British Gas has now returned the money and said it will be writing to Mr Wotherspoon, the owner of Cool Canvas, to apologise.
Mr Wotherspoon returned from a summer break on August 4 to find that £16,645.57 had been wrongly debited from his company’s account.
Despite contacting British Gas several times the money, which had been taken out on July 16, was not refunded and Mr Wotherspoon felt he had no option but to contact a solicitor who approached the energy firm on his behalf.
The money, which was taken for a bill at Mr Wortherspoon’s Cool Canvas business in Shepherd Cross Street, was refunded on August 13.
Mr Wotherspoon said: “I can’t believe British Gas didn’t think it was odd and did not contact me.
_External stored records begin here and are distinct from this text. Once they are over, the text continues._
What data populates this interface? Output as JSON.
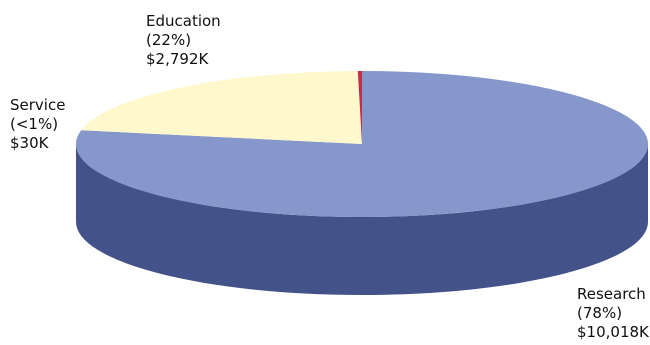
{
  "chart_data": {
    "type": "pie",
    "style": "3d",
    "title": "",
    "slices": [
      {
        "name": "Research",
        "value": 10018,
        "percent_label": "(78%)",
        "value_label": "$10,018K",
        "color": "#8597CB",
        "side_color": "#435288"
      },
      {
        "name": "Education",
        "value": 2792,
        "percent_label": "(22%)",
        "value_label": "$2,792K",
        "color": "#FFF8CC",
        "side_color": "#D8CF94"
      },
      {
        "name": "Service",
        "value": 30,
        "percent_label": "(<1%)",
        "value_label": "$30K",
        "color": "#C0304A",
        "side_color": "#8A1E30"
      }
    ]
  }
}
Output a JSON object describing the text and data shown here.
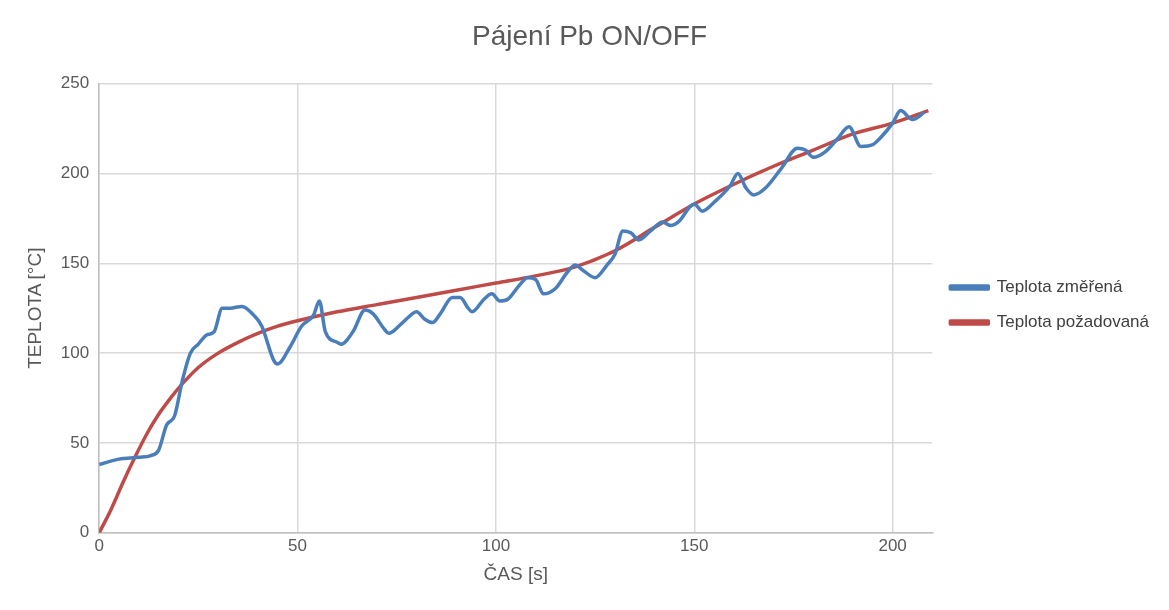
{
  "chart_data": {
    "type": "line",
    "title": "Pájení Pb ON/OFF",
    "xlabel": "ČAS [s]",
    "ylabel": "TEPLOTA [°C]",
    "xlim": [
      0,
      210
    ],
    "xticks": [
      0,
      50,
      100,
      150,
      200
    ],
    "ylim": [
      0,
      250
    ],
    "yticks": [
      0,
      50,
      100,
      150,
      200,
      250
    ],
    "grid": true,
    "legend": "right",
    "marker": "none",
    "line_style": "solid",
    "series": [
      {
        "name": "Teplota změřená",
        "color": "#4a7ebb",
        "x": [
          0,
          5,
          10,
          13,
          15,
          17,
          19,
          21,
          23,
          25,
          27,
          29,
          31,
          33,
          36,
          39,
          41,
          44,
          45,
          48,
          51,
          54,
          55.5,
          57,
          60,
          61,
          64,
          67,
          69,
          72,
          73,
          76,
          79,
          80,
          82,
          84,
          86,
          89,
          91,
          93,
          94,
          97,
          99,
          101,
          103,
          106,
          108,
          110,
          112,
          115,
          118,
          120,
          122,
          125,
          128,
          130,
          132,
          134,
          136,
          139,
          142,
          144,
          146,
          150,
          152,
          155,
          159,
          161,
          163,
          165,
          168,
          172,
          176,
          178,
          180,
          183,
          186,
          189,
          192,
          195,
          197,
          200,
          202,
          205,
          208
        ],
        "values": [
          38,
          41,
          42,
          43,
          46,
          60,
          65,
          85,
          100,
          105,
          110,
          112,
          125,
          125,
          126,
          121,
          115,
          96,
          94,
          103,
          115,
          121,
          129,
          112,
          106,
          105,
          112,
          124,
          122,
          113,
          111,
          116,
          122,
          123,
          119,
          117,
          122,
          131,
          131,
          125,
          123,
          130,
          133,
          129,
          130,
          138,
          142,
          141,
          133,
          136,
          145,
          149,
          146,
          142,
          149,
          155,
          168,
          167,
          163,
          168,
          173,
          171,
          173,
          183,
          179,
          184,
          193,
          200,
          192,
          188,
          192,
          203,
          214,
          213,
          209,
          212,
          219,
          226,
          215,
          216,
          220,
          228,
          235,
          230,
          234
        ]
      },
      {
        "name": "Teplota požadovaná",
        "color": "#be4b48",
        "x": [
          0,
          3,
          6,
          9,
          12,
          15,
          18,
          21,
          25,
          30,
          35,
          40,
          45,
          50,
          60,
          70,
          80,
          90,
          100,
          110,
          120,
          130,
          140,
          150,
          160,
          170,
          180,
          190,
          200,
          209
        ],
        "values": [
          0,
          13,
          28,
          42,
          55,
          66,
          75,
          83,
          92,
          100,
          106,
          111,
          115,
          118,
          123,
          127,
          131,
          135,
          139,
          143,
          148,
          157,
          170,
          183,
          194,
          204,
          213,
          222,
          228,
          235
        ]
      }
    ]
  }
}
“This was a large amount of money they took from the business at what is our busiest time.”
He added: “It has been so stressful dealing with this, I just feel like the ‘big boys’ are pushing round the small fry.”
Mr Wotherspoon, whose company creates natural play areas, has since cancelled his direct debit and will pay “cash” after receiving the bill.
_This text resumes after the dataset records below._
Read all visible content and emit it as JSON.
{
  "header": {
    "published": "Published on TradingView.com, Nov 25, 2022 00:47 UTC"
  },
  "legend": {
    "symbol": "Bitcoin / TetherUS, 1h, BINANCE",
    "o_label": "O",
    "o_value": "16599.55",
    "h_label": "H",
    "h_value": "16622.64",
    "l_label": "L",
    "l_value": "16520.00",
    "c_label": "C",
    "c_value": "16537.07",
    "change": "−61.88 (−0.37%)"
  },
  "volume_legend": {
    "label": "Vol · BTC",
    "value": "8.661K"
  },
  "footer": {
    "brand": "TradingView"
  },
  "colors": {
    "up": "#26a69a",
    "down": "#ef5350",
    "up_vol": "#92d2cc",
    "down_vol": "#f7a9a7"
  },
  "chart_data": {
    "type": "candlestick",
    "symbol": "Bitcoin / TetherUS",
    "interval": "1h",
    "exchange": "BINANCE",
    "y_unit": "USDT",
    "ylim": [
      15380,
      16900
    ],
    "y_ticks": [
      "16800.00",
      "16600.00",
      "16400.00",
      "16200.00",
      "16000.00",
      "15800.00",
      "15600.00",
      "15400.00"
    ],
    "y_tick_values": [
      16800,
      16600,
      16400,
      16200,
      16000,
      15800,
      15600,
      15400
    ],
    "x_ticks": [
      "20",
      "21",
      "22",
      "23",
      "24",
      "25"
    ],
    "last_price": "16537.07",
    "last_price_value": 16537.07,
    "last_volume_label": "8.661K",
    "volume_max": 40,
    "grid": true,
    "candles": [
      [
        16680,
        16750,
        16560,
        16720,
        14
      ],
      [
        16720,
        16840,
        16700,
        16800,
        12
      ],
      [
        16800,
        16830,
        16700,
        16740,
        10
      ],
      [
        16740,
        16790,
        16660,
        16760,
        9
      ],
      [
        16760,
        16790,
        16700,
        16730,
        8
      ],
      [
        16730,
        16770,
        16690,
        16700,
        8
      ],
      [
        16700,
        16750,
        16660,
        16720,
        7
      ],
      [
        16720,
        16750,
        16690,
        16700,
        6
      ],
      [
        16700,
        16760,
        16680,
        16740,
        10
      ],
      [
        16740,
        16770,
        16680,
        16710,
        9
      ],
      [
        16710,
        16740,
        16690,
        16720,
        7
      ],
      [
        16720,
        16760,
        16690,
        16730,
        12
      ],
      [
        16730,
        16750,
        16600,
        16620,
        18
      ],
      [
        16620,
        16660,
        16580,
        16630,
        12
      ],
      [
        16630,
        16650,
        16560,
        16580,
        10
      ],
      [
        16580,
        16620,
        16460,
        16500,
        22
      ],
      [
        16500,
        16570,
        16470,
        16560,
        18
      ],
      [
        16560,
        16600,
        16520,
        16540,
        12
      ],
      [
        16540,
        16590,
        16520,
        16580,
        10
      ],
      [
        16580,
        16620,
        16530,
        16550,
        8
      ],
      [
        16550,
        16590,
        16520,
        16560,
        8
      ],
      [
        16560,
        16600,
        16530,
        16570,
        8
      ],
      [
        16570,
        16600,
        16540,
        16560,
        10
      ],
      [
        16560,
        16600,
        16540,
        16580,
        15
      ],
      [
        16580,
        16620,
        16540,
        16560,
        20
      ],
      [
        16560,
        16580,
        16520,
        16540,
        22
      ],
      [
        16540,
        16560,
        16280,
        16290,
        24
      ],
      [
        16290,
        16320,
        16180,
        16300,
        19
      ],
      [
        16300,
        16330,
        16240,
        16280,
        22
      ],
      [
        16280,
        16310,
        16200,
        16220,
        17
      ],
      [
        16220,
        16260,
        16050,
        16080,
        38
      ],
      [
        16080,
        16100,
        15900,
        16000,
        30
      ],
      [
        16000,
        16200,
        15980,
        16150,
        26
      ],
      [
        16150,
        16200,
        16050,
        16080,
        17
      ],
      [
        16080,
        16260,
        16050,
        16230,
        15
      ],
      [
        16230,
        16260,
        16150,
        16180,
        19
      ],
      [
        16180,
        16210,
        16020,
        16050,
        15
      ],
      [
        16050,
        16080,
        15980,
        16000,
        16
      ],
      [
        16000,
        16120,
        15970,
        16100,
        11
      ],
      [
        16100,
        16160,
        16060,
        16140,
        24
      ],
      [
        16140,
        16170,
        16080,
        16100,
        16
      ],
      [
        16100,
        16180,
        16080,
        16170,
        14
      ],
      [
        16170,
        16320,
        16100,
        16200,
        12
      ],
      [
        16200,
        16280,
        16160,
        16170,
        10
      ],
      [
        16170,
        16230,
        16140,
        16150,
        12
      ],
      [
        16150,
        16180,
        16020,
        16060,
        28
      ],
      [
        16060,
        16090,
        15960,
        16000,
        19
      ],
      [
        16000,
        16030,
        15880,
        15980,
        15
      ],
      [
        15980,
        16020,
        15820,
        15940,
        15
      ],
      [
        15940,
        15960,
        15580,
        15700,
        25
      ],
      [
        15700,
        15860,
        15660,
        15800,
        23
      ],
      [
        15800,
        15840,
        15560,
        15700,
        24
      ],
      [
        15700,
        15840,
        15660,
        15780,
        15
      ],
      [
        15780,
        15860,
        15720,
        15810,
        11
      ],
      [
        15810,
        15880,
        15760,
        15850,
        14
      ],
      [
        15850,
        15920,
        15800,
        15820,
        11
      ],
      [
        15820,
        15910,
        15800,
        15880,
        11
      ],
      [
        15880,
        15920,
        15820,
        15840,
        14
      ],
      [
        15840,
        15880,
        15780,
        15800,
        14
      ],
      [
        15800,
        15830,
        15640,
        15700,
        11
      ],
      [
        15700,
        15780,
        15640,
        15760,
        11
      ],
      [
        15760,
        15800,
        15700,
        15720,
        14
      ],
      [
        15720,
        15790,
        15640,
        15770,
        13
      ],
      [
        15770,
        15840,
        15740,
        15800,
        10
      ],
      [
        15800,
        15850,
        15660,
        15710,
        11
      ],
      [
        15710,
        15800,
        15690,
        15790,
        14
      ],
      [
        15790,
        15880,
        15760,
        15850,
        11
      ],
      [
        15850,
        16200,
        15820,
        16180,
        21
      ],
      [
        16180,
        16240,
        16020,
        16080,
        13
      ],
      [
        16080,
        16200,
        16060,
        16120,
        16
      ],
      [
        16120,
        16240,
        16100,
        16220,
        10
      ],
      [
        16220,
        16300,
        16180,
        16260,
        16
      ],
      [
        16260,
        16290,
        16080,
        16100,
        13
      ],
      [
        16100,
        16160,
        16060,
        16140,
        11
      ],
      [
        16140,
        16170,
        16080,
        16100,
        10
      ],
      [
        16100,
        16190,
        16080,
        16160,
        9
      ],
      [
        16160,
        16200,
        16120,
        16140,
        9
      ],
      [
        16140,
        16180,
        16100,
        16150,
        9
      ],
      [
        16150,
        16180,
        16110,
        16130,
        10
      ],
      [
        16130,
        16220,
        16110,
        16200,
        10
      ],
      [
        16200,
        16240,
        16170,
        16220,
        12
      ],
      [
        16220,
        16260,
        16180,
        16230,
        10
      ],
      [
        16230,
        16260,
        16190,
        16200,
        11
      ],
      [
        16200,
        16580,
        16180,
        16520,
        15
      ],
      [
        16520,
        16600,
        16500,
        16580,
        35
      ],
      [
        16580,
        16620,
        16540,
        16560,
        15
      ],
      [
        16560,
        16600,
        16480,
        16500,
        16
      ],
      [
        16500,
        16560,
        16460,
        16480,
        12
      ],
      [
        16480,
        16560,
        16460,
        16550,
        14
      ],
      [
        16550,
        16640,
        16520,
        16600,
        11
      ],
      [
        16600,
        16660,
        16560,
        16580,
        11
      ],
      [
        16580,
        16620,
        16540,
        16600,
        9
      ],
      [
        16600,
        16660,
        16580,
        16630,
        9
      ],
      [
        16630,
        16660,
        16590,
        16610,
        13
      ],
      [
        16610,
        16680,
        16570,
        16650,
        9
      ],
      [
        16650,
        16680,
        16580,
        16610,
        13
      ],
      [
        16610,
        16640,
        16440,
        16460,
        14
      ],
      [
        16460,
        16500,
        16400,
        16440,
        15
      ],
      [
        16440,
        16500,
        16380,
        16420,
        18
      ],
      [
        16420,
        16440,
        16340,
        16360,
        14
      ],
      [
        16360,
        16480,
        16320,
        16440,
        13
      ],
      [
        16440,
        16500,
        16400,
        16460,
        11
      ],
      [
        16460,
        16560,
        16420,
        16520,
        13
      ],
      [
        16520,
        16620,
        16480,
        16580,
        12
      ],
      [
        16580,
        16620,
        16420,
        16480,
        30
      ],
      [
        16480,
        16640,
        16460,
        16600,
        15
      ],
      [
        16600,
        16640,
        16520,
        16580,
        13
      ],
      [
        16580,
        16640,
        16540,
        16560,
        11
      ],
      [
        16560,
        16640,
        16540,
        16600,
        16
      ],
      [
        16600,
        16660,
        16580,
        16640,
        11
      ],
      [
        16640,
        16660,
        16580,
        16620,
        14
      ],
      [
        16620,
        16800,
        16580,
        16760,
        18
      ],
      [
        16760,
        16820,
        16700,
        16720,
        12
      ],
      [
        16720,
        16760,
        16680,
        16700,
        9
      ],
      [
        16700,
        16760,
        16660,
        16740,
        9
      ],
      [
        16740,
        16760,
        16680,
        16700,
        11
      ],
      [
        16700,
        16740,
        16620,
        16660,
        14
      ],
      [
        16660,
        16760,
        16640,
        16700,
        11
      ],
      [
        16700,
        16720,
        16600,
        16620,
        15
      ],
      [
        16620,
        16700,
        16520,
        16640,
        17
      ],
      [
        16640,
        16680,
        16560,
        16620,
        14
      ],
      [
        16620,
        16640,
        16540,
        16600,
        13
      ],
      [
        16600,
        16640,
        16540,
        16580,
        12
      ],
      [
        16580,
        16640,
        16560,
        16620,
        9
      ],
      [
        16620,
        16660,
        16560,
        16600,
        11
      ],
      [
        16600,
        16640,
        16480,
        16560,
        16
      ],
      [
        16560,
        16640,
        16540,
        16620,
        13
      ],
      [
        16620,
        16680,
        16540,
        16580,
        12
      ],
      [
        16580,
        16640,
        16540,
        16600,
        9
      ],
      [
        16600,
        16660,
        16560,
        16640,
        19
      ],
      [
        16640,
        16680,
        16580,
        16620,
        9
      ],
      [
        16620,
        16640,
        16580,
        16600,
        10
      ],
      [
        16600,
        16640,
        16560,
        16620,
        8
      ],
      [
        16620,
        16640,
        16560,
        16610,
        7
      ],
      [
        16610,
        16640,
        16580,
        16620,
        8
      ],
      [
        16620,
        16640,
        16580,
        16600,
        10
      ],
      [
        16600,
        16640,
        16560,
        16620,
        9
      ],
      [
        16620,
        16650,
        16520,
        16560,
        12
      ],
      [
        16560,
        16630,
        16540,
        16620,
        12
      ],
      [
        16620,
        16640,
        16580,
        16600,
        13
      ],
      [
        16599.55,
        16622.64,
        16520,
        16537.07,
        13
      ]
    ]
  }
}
He added: “I have had not heard from British Gas since they refunded the money, no apology.”
British Gas said it did apologise to Mr Wotherspoon initially, but added it should have contacted Mr Wotherspoon’s bank when the issue was raised on August 4.
Catrin Millar of British Gas, said: “I am very sorry that we sent a large bill to Mr Wotherspoon. Unfortunately we applied an incorrect meter reading to his account which meant he received a large bill.
“We should have provided a refund at the time including any associated costs. We will contact Mr Wotherspoon to apologise for distress and inconvenience caused.”
British Gas said it will be speaking to Mr Wotherspoon’s solicitor and offering a gesture of goodwill to Mr Wotherspoon for the distress and inconvenience caused.